= Babek (ballet) =

Babek (Babək) is a heroic Spartacus-like ballet in two acts, based on the story of the people’s liberation struggle against Abbasid Caliphate under the leadership of Babak Khorramdin. Akshin Alizadeh composed the music and the prominent Azeri choreographers of the Soviet era Rafiga Akhundova and Maksud Mamedov choreographed the ballet for Azerbaijan State Academic Opera and Ballet Theater (National Ballet of Azerbaijan) in 1986.

==Story==

The ballet creation narrates the story of the brave Iranian national hero, Babak Khorramdin, who in the 9th century led the rebellion against foreign occupying forces and local feudal lords in Iran. Babak succeeded Javidan, a rebel who had led the resistance during many years. On his deathbed, Javidan declares Babak as his successor and the one who would lead the resistance against the foreign occupation. For more than twenty-two years, Babak bravely fought the Arab invaders from his remote castle in the mountains of northwestern Iran and inflicted heavy casualties on the army of the Abbasid Caliphate. Finally he was betrayed by Afshin and captured by the army of the Caliph. Babak was brutally executed but his legend lives until today.

==World premiere==

Created for the National Ballet of Azerbaijan, the ballet was staged in Baku at V.I. Lenin Palace (now Heydar Aliyev Palace) on 20 May 1986. The principal role of the ballet was performed by Vitaliy Akhundov, winner of the Grand Soviet Ballet Contest. Four performances were staged at the V.I. Lenin Palace and later the ballet was included in the repertoire of the national ballet at Azerbaijan State Academic Opera and Ballet Theater.

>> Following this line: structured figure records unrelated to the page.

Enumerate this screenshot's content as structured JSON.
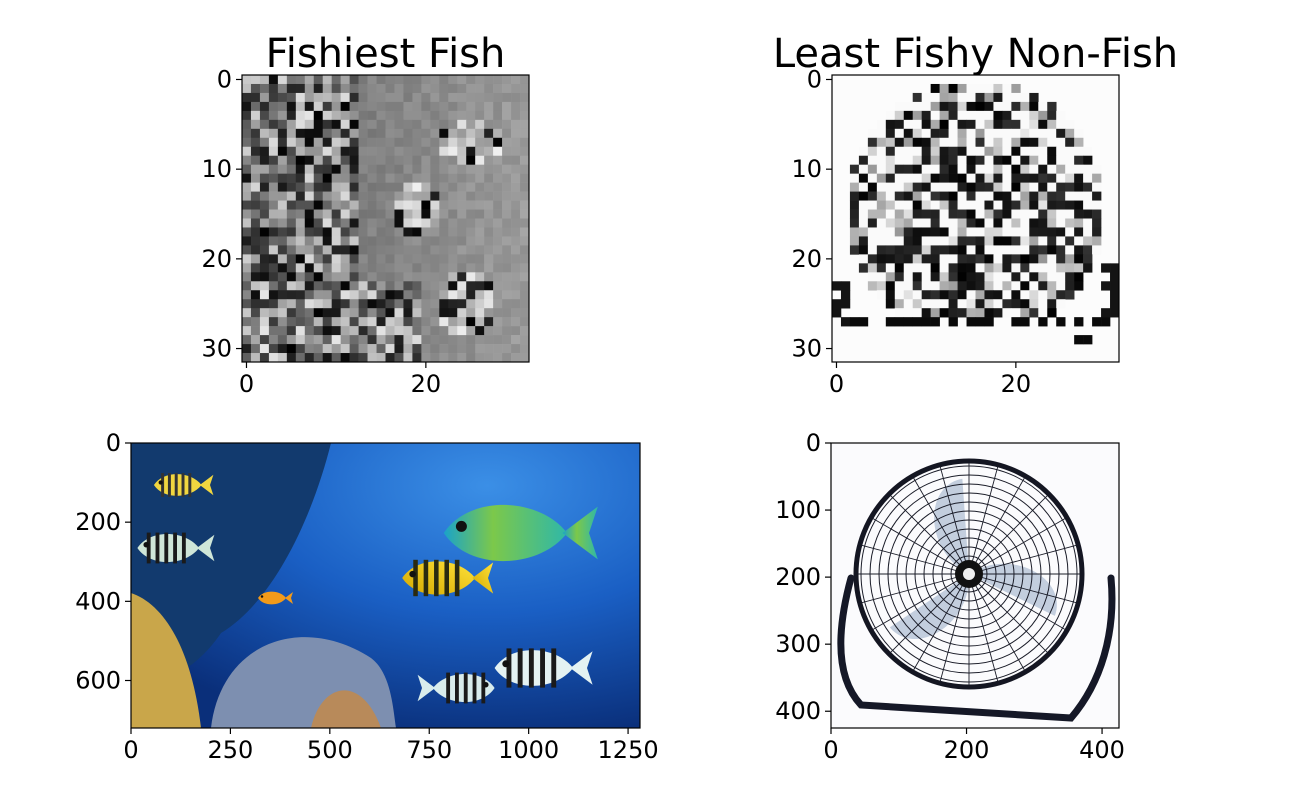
{
  "chart_data": [
    {
      "type": "heatmap",
      "title": "Fishiest Fish",
      "colormap": "gray",
      "grid_size": [
        32,
        32
      ],
      "xlim": [
        -0.5,
        31.5
      ],
      "ylim": [
        31.5,
        -0.5
      ],
      "x_ticks": [
        0,
        20
      ],
      "y_ticks": [
        0,
        10,
        20,
        30
      ]
    },
    {
      "type": "heatmap",
      "title": "Least Fishy Non-Fish",
      "colormap": "gray",
      "grid_size": [
        32,
        32
      ],
      "xlim": [
        -0.5,
        31.5
      ],
      "ylim": [
        31.5,
        -0.5
      ],
      "x_ticks": [
        0,
        20
      ],
      "y_ticks": [
        0,
        10,
        20,
        30
      ]
    },
    {
      "type": "image",
      "title": "",
      "content": "underwater coral reef with tropical fish",
      "image_size": [
        1280,
        720
      ],
      "xlim": [
        0,
        1280
      ],
      "ylim": [
        720,
        0
      ],
      "x_ticks": [
        0,
        250,
        500,
        750,
        1000,
        1250
      ],
      "y_ticks": [
        0,
        200,
        400,
        600
      ]
    },
    {
      "type": "image",
      "title": "",
      "content": "floor fan",
      "image_size": [
        425,
        425
      ],
      "xlim": [
        0,
        425
      ],
      "ylim": [
        425,
        0
      ],
      "x_ticks": [
        0,
        200,
        400
      ],
      "y_ticks": [
        0,
        100,
        200,
        300,
        400
      ]
    }
  ]
}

==Presentation in the West==

A series of performances followed the world premiere in Baku during 1986. After a successful season during the same year, the ballet fell into oblivion and was never re-staged in Azerbaijan. Nima Kiann, the founder and artistic director of Les Ballets Persans discovered the forgotten ballet and invited the choreographers to revive the ballet in order to be included in the world premiere production of the newly established Les Ballets Persans in Sweden. Thus, Babek was introduced for the first time in the West and for a European audience sixteen years after its world premiere in Baku. Staging of Babek in Stockholm was also the first presentation of the art form of Azerbaijanian ballet outside the country after the fall of the Soviet Union.

==Legacy==

The expressing and colorful music of Babek is one of Azerbaijan's musical compositions best representing the genre of historical and epic music. The composer, Akshin Alizadeh, has mentioned Babek as the composition he was born and living for to create:

"Babek" is my whole life. I applied much effort into this ballet. When I was working on this ballet, I felt myself like a gladiator. I wrote this composition during the course of 10 years.